Kemudian aku tidak tahu lagi di mana ini. Bus melaju di jalan bergelombang.
Aku sempat tertidur, terjaga, tertidur, lalu terjaga lagi. Memang tidak pernah
nyaman tidur dalam bus, terantuk-antuk kaca dan besi pegangan, tidak enak kalau
bersandar ke bahu penumpang. Seperti diombang-ambing antara mimpi dan
kenyataan. Bus menyalip kiri di Peterongan, bus ambil kanan setelah Bra’an, buka
jalur di Saradan, lampu dim naik turun sepanjang kelok hutan, klakson bertukar
kebisingan, masuk gigi maksimal, bus mengejar ambulan, menjelma jet darat, kernet
merangkap navigator, “Kiri prei! Lanjut! Terus! Masuk! Bos! Jalan bos!” Bus
bergoyang. Penumpang di kursi belakang mual-mual, persediaan kantung plastik
habis.
“Alon-alon wae Pak Supir!”
“Poin!”
Di dalam bus W 7088 UZ, aku hendak menuju Yogya. Kota yang konon
dipenuhi orang-orang kreatif. Kota budaya. Kota seni. Berhati Nyaman dan Berhati
Mantan. Adakah aku bisa bertemu jodoh? Atau bertemu mantan? Atau bertemu
seorang gadis yang tak akan bisa kudapatkan? Kota Yogya tidak pernah menanyakan
masa lalu, sebagaimana ia tak menjanjikan masa depan. Cuma ada banyak khayalan
dalam bus, melaju di saraf-saraf pikiran.

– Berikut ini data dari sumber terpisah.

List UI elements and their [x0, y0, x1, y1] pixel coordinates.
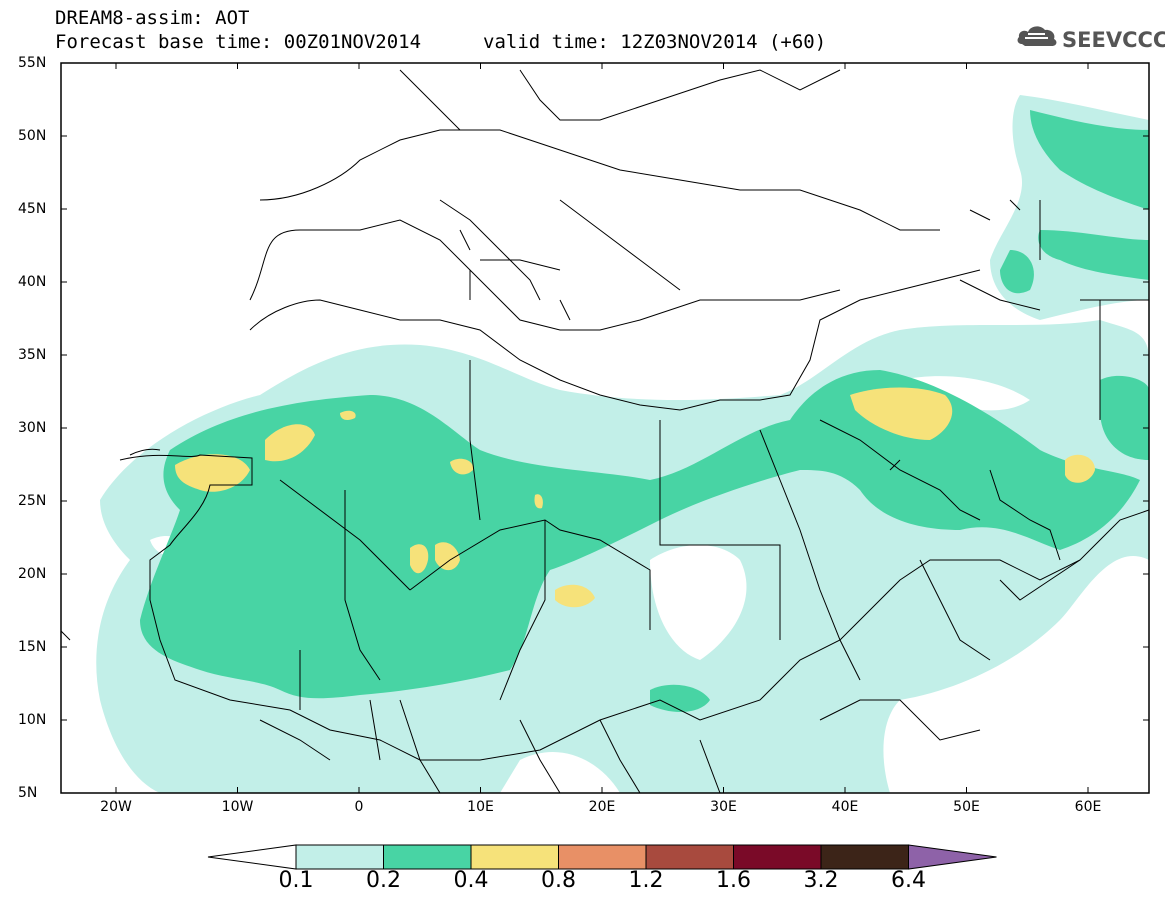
lat-label: 10N — [18, 712, 47, 728]
axis-ticks — [61, 62, 1149, 794]
lat-label: 55N — [18, 55, 47, 71]
colorbar-box — [733, 844, 822, 870]
colorbar-label: 0.1 — [278, 868, 314, 893]
lon-label: 0 — [354, 799, 364, 815]
lon-label: 10W — [221, 799, 254, 815]
colorbar-label: 6.4 — [891, 868, 926, 893]
lat-label: 30N — [18, 420, 47, 436]
lon-label: 30E — [710, 799, 737, 815]
colorbar-label: 1.2 — [628, 868, 664, 893]
lon-label: 60E — [1074, 799, 1102, 815]
colorbar-label: 3.2 — [803, 868, 839, 893]
colorbar-label: 0.4 — [453, 868, 489, 893]
colorbar-label: 1.6 — [716, 868, 751, 893]
colorbar-label: 0.8 — [541, 868, 576, 893]
colorbar-low-arrow — [207, 844, 297, 870]
lon-label: 20W — [100, 799, 132, 815]
aot-field — [96, 95, 1149, 793]
colorbar-high-arrow — [908, 844, 997, 870]
lat-label: 20N — [18, 566, 47, 582]
aot-level-0.4 — [175, 387, 1095, 608]
lat-label: 45N — [18, 201, 47, 217]
lat-label: 35N — [18, 347, 47, 363]
lat-label: 5N — [18, 785, 38, 801]
map-title: DREAM8-assim: AOT — [55, 7, 250, 29]
colorbar-box — [558, 844, 647, 870]
lon-label: 50E — [953, 799, 980, 815]
lon-label: 20E — [588, 799, 616, 815]
lat-label: 25N — [18, 493, 47, 509]
lat-label: 50N — [18, 128, 47, 144]
lat-label: 40N — [18, 274, 47, 290]
colorbar-label: 0.2 — [366, 868, 401, 893]
lat-label: 15N — [18, 639, 47, 655]
colorbar-box — [295, 844, 384, 870]
lon-label: 10E — [467, 799, 494, 815]
forecast-base-time: Forecast base time: 00Z01NOV2014 — [55, 31, 422, 53]
colorbar-box — [383, 844, 472, 870]
colorbar — [207, 844, 997, 870]
valid-time: valid time: 12Z03NOV2014 (+60) — [483, 31, 827, 53]
lon-label: 40E — [831, 799, 859, 815]
cloud-logo-icon — [1017, 26, 1057, 46]
boundaries — [61, 69, 1149, 793]
aot-level-0.2 — [140, 110, 1149, 712]
colorbar-box — [470, 844, 559, 870]
colorbar-box — [820, 844, 909, 870]
logo-text: SEEVCCC — [1062, 28, 1165, 52]
colorbar-box — [645, 844, 734, 870]
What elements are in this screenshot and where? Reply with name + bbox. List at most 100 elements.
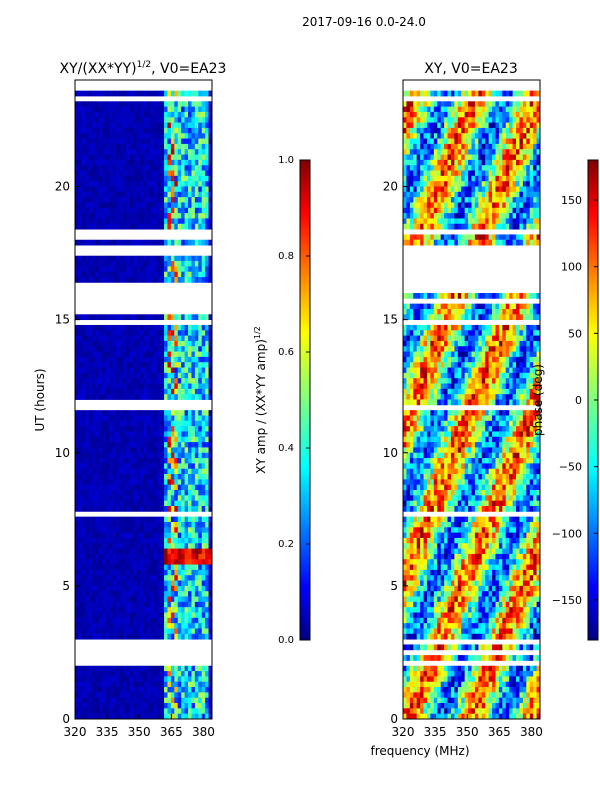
heatmap-cell [119,458,124,464]
heatmap-cell [160,506,165,512]
heatmap-cell [437,133,442,139]
heatmap-cell [205,665,209,672]
heatmap-cell [153,633,158,640]
heatmap-cell [502,218,507,225]
heatmap-cell [413,138,418,145]
colorbar-tick-label: 0.2 [278,539,294,550]
heatmap-cell [406,101,411,108]
heatmap-cell [109,239,114,246]
heatmap-cell [122,117,127,124]
heatmap-cell [153,415,158,422]
heatmap-cell [129,149,134,155]
heatmap-cell [184,255,189,262]
heatmap-cell [75,170,79,177]
heatmap-cell [177,197,182,203]
heatmap-cell [205,111,209,118]
heatmap-cell [201,591,206,597]
heatmap-cell [75,708,79,715]
heatmap-cell [194,324,199,331]
heatmap-cell [468,223,472,230]
heatmap-cell [160,585,165,592]
heatmap-cell [112,266,117,273]
heatmap-cell [164,314,168,321]
heatmap-cell [444,191,448,198]
heatmap-cell [153,356,158,363]
heatmap-cell [126,585,131,592]
heatmap-cell [471,170,476,177]
heatmap-cell [112,442,117,448]
heatmap-cell [198,154,203,161]
heatmap-cell [140,500,144,507]
left-colorbar-gradient [299,159,311,641]
heatmap-cell [153,506,158,512]
heatmap-cell [105,537,110,544]
heatmap-cell [208,175,212,182]
heatmap-cell [146,436,151,443]
heatmap-cell [522,149,527,155]
heatmap-cell [198,442,203,448]
heatmap-cell [174,207,179,214]
heatmap-cell [413,127,418,134]
heatmap-cell [177,623,182,629]
heatmap-cell [198,362,203,368]
heatmap-cell [150,410,155,416]
heatmap-cell [133,569,138,576]
heatmap-cell [191,266,196,273]
heatmap-cell [146,394,151,400]
heatmap-cell [526,122,531,129]
heatmap-cell [95,383,100,390]
heatmap-cell [85,218,90,225]
heatmap-cell [468,234,472,241]
heatmap-cell [157,346,162,352]
heatmap-cell [205,181,209,187]
heatmap-cell [403,133,407,139]
heatmap-cell [433,138,438,145]
heatmap-cell [92,223,96,230]
heatmap-cell [153,213,158,219]
heatmap-cell [167,708,172,715]
heatmap-cell [440,218,445,225]
heatmap-cell [116,452,120,459]
heatmap-cell [143,218,148,225]
heatmap-cell [116,378,120,384]
heatmap-cell [160,340,165,347]
heatmap-cell [167,575,172,581]
heatmap-cell [105,255,110,262]
heatmap-cell [198,585,203,592]
heatmap-cell [95,277,100,283]
heatmap-cell [403,127,407,134]
heatmap-cell [194,207,199,214]
heatmap-cell [92,255,96,262]
heatmap-cell [440,234,445,241]
heatmap-cell [81,490,86,496]
heatmap-cell [174,362,179,368]
heatmap-cell [205,106,209,113]
heatmap-cell [105,527,110,534]
heatmap-cell [468,90,472,97]
heatmap-cell [160,676,165,683]
heatmap-cell [112,537,117,544]
heatmap-cell [122,548,127,555]
heatmap-cell [492,223,496,230]
heatmap-cell [153,239,158,246]
heatmap-cell [188,143,192,150]
heatmap-cell [112,564,117,571]
heatmap-cell [129,452,134,459]
heatmap-cell [122,154,127,161]
heatmap-cell [454,197,459,203]
heatmap-cell [160,575,165,581]
heatmap-cell [164,484,168,491]
heatmap-cell [78,138,83,145]
heatmap-cell [102,676,107,683]
heatmap-cell [188,324,192,331]
heatmap-cell [88,671,93,677]
heatmap-cell [450,191,455,198]
heatmap-cell [526,213,531,219]
heatmap-cell [170,591,175,597]
heatmap-cell [136,516,141,523]
heatmap-cell [81,681,86,688]
heatmap-cell [160,218,165,225]
heatmap-cell [188,255,192,262]
heatmap-cell [167,479,172,486]
heatmap-cell [78,495,83,502]
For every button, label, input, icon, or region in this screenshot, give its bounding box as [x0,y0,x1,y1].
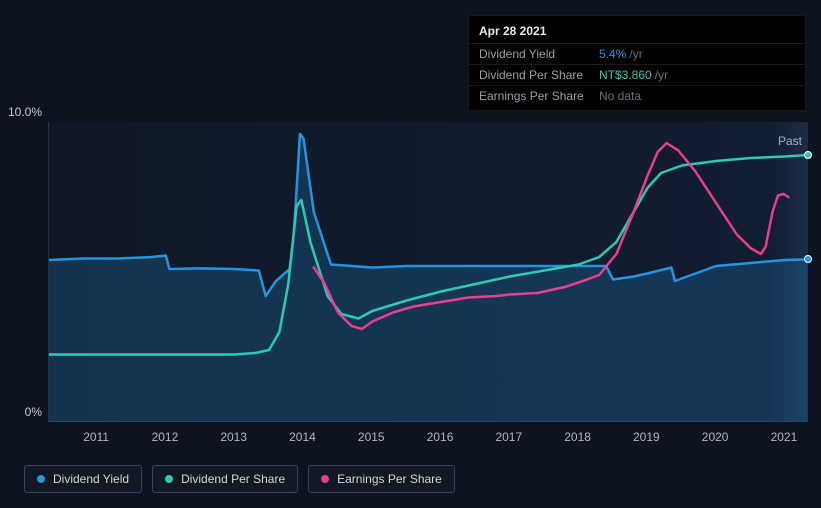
y-axis-min: 0% [25,405,42,419]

Semakin lama, jalanan ternyata semakin lengang. Hanya satu dua mobil
berkejaran, menyalip di antara truk-truk penuh muatan. Terkadang bus dihambat
palang perlintasan kereta api, terkadang tidak berani menyalip di marka lurus
karena ada polisi, sampai tidak peduli kapan harus berhenti.
“Mas, Pertigaan Caruban apa sudah lewat?” tanya seorang penumpang
perempuan. Sendirian.
“Lho. Sudah tadi Mbak. Kelewat jauh.”
Di dalam bus malam, selalu ada yang tertidur, selalu ada yang terlewatkan.
Sungguh tidak nyaman ketika harus diturunkan di tengah malam, tanpa tahu apa
yang akan terjadi selanjutnya, apalagi jika tak punya ongkos cadangan. Lebih baik
melaju saja, melaju dalam lukanya kesepian.
Di dalam bus, semua orang menjadi sama. Yang seorang karyawan, yang
seorang juragan ayam, yang seorang pengepul kenangan, pegawai ekspor-impor
kesedihan, atau sekadar pengangguran. Kami menyerahkan riwayat dalam W 7088
UZ, kotak kaleng yang bisa balapan. Dalam bangku rapat kanan tiga kiri dua.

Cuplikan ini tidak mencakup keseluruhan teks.